Michael Luke Mullany, 19, is inside Auckland’s Mt Eden Prison after a judge told him “anybody who brings snakes into this country can expect to go to jail”.
The sentence at Auckland’s North Shore District Court this month has been greeted as a hard example for anyone trying to beat the nation’s border security. But the teen’s family told the Herald on Sunday they were devastated he had been put in prison.
Mullany’s dad, Jim, said: “I don’t understand it. We’re pretty disappointed about it.”
Mullany was only 18 when he went on a holiday with his mother to Bangkok, where he bought the brown and cream mottled corn snakes at the Chatuchak Market. The snakes are not poisonous.
Court papers show that Mullany kept the snakes in a box in the hotel he and his mother were staying at – and he told her he had returned them before the trip home.
Instead, Mullany boarded the return flight to New Zealand with the snakes tucked into his rear trouser pockets.
“During the flight he sat on the snakes, careful not to squash them but to keep them warm,” said the prosecution case.
He later told investigators he “just slouched on the seat”. Mullany said he knew they ate mice, weren’t dangerous and intended to do more research when he got home.
At the airport, Mullany filled out forms saying he was bringing nothing in that was banned, despite walking past a slew of signs and warnings.
Once back in the country, Mullany tried to set the snakes up at home in an aquarium, travelled with them to Tolaga Bay to visit his father and then decided he would sell the snakes on the internet.
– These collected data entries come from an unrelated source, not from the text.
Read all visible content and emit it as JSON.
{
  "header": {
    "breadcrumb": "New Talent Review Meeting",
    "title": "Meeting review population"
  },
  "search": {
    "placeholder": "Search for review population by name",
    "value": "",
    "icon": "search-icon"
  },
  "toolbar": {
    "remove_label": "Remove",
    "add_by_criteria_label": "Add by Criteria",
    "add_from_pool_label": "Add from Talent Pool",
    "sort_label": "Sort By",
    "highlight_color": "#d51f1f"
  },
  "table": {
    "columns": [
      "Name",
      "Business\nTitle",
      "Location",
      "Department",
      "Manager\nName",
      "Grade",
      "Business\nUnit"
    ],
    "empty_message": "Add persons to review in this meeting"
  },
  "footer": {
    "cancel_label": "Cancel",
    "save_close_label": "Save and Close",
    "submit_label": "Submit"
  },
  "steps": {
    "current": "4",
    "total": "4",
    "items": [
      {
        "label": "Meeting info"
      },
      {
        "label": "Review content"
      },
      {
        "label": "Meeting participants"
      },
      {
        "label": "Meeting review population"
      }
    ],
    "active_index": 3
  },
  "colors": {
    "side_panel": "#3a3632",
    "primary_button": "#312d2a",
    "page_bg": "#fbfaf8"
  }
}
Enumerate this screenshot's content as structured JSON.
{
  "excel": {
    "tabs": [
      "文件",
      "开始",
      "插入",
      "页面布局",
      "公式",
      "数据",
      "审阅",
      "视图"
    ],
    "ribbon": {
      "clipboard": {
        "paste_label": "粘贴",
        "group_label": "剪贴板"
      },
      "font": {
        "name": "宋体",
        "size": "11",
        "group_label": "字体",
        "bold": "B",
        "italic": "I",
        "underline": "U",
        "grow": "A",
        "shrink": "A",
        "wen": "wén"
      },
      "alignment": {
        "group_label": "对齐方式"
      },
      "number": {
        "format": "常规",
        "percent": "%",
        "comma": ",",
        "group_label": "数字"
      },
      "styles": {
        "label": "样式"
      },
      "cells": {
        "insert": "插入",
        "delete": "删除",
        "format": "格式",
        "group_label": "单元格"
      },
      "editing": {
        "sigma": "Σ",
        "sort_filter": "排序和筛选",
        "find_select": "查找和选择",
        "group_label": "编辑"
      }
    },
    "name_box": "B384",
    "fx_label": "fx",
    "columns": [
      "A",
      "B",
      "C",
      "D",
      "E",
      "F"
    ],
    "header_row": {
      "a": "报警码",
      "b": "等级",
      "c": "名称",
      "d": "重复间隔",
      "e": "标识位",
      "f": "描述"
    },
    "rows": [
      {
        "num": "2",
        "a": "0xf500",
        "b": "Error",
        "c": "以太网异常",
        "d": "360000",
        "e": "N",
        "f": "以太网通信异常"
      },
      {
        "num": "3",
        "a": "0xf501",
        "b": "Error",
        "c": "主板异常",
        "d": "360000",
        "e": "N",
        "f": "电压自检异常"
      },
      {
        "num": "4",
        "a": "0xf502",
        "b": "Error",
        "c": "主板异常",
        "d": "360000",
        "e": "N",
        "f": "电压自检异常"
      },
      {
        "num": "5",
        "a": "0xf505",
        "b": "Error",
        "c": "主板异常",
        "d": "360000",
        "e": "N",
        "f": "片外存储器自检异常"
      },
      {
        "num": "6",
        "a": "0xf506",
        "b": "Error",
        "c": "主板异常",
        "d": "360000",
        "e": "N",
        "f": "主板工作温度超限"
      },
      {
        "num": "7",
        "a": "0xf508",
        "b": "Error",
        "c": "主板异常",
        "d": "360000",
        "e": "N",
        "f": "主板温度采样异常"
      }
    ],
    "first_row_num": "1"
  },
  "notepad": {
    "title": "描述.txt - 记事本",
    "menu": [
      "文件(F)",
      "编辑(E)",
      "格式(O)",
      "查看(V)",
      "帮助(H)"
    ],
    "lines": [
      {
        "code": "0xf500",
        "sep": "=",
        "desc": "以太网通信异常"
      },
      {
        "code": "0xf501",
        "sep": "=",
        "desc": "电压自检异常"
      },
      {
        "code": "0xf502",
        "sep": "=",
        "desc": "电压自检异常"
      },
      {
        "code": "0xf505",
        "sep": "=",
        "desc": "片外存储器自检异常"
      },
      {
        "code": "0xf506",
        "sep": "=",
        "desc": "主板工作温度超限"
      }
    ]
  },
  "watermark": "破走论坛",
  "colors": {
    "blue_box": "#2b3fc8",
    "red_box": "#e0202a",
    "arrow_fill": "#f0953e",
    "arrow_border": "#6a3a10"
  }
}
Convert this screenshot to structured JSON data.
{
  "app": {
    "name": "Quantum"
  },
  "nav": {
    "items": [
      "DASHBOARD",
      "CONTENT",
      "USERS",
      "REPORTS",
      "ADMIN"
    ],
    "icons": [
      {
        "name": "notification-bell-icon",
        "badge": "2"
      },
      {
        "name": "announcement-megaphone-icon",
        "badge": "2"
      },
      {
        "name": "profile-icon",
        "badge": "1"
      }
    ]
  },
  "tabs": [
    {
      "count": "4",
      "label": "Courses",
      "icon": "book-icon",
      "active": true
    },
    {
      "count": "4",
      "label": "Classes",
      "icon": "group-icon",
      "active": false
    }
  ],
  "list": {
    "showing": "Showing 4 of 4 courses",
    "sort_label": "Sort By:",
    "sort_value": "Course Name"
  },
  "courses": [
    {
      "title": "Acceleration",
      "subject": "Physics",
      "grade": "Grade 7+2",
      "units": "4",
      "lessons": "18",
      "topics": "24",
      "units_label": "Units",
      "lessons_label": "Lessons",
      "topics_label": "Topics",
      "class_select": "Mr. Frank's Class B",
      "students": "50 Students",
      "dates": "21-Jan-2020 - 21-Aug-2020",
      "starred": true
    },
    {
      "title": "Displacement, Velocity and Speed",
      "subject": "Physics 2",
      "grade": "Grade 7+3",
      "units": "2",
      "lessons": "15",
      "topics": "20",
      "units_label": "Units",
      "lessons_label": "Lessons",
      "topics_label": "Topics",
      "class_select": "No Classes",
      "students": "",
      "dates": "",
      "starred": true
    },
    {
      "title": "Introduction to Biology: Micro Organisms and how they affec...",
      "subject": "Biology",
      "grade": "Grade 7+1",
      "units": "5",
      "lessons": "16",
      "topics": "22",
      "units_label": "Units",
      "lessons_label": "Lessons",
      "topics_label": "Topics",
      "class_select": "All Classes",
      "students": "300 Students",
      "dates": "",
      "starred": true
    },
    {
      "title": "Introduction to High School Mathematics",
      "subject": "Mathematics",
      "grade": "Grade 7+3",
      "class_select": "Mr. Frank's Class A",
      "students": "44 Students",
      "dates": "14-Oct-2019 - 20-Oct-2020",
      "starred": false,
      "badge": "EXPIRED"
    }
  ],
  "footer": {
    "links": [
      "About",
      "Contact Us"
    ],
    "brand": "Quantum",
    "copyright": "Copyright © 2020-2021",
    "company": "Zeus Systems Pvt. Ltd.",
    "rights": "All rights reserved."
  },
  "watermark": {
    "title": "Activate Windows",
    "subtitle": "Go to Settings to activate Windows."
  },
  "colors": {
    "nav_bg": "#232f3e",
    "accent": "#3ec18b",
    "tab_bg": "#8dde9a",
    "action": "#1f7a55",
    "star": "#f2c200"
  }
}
That proved his undoing.
He told investigators he “couldn’t bring himself to kill them and didn’t want to set them free because that would be stupid”, court papers said.
His offer on a website for tropical fish enthusiasts alerted Ministry of Agriculture and Forestry staff who arranged a sting.
Mullany was promised $2200 for the snakes. Minutes after meeting the buyer and doing a deal, officials arrested him.
MAF enforcement director Jockey Jensen said the prison sentence was a warning to anyone bringing snakes in.
He said snakes posed a potential threat to the nation’s environment. It was impossible to predict the eventual impact of any alien species introduced.
THE NUMBERS
* 2 Baby Corn snakes smuggled in teenagers trousers
* 3 Number of months he was sentenced to
* 5 Number of years he could have faced in jail.